Super Bowl payoff

Jan 27, 2003  •  Post A Comment

So Super Bowl 2003 is history.
For those marketers who participated the annual question is: Was it better to create a one-hit spectacular, or did the advertisers that chose to go the multiple-buy route benefit from a halo effect?
Brand managers are still tallying the reactions, but the planners’ inquests will begin this week. The more interesting question, from a planning point of view, is what do you do with your brand if you passed on the game because of reasons of exclusivity or cost?
Of course, the answer is entirely dependent on client and category. How you responded to Reebok’s first Bowl appearance in a decade was very different depending upon whether you were Puma or Nike.
Puma is the hot brand of the moment. It clearly felt it was both too small and too cool to worry about the event. Paul Woolmington, CEO of the Media Kitchen, Puma’s agency, said you do not plan launches around the Super Bowl; you pursue your own agenda.

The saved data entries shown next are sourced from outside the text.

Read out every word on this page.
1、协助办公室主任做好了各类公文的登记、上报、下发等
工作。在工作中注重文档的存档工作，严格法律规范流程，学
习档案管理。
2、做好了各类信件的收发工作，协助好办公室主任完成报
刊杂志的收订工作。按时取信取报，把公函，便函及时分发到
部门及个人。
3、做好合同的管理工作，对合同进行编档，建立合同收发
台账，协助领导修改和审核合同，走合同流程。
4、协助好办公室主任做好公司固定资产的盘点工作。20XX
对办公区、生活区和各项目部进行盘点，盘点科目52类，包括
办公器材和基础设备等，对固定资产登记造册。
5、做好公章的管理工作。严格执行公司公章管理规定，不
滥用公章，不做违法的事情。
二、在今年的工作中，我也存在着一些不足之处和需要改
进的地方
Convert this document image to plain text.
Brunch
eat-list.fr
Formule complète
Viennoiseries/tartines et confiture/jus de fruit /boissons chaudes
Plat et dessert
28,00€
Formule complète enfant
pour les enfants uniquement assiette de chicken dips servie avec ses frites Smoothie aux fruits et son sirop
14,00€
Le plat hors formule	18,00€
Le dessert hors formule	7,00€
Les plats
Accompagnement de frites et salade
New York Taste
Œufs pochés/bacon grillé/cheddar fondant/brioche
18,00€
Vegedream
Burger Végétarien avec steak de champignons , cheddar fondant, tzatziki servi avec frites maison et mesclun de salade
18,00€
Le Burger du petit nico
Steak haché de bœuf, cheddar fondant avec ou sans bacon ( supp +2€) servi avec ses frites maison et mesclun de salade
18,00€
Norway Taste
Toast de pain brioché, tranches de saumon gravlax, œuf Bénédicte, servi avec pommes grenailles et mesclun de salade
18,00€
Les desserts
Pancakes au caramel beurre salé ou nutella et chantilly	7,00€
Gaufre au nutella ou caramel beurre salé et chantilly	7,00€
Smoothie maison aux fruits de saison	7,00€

If you are Nike, however, you have a history of subverting rival brands’ “official” efforts at events like the Super Bowl, the Olympics and soccer’s World Cup. Last week, Nike was all over TV screens with its hilarious new “streaker” commercials during the “alternative” television events: the championship games, the Golden Globes, “American Idol.” But it is not the only strategy.
“Puma just doesn’t play the game,” Mr. Woolmington said. “If you were to try, though, you go local or to an unwired network. You collaborate with the local cable operators, and/or you go to multiple cable networks like AT&T Comcast. Instead of being a top-down buy, it’s a bottom-up buy. You buy on a local level.”
If there is an average of 91/2 minutes of advertising available each hour (this does not include ABC’s own trailers) then there are perhaps eight minutes sold by the network and 11/2 minutes available locally.
And of course not all advertisers must be national. However, if you did try to pull together a virtual national buy, then you could expect to pay a severe premium. A full unwired network might cost as much as $3 million for a 30-second spot, but no one really does that. The premium over a network buy might be as high as 300 percent.
Instead you obtain a better cost per thousand going to AT&T Comcast, for example. And although it risks the wrath of an Anheuser Busch by selling its airtime to, say, Miller, AT&T Comcast is under no obligation not to.
An alternative strategy
Miller, like Nike and Coke with its new “real” campaign, is all over TV screens right now with its controversial “catfight” commercial starring a blonde and a brunette who fight in their underwear. Not only has Miller’s TV buy been heavy this past week or so but it has also exploited the full PR potential of the ad.
It’s turned a negative into a positive: It can’t be in the game, so “catfight” has been in almost every Super Bowl story as the “ad you wished you could see.” It cleverly piggybacks the strategy of the Bowl advertisers. They have created multiple events around the Super Bowl-some on site-all linked to the sexiness of the ad. They promoted this using print, outdoor and online. The idea is to spend half as much again of the cost of making the ad and buying the airtime on promoting the fact that you are doing it.
You can choose to ignore the Super Bowl, but if you are a blue-chip mainstream brand, this is really not just about economics, As Mr. Woolmington said: “No one buys the Super Bowl on the basis of the one-off buy. It’s a turnkey event. During the six-week period before and after you can plan and introduce new products, and it’s emotional. It’s about making your staff, your suppliers and your sales force feel good.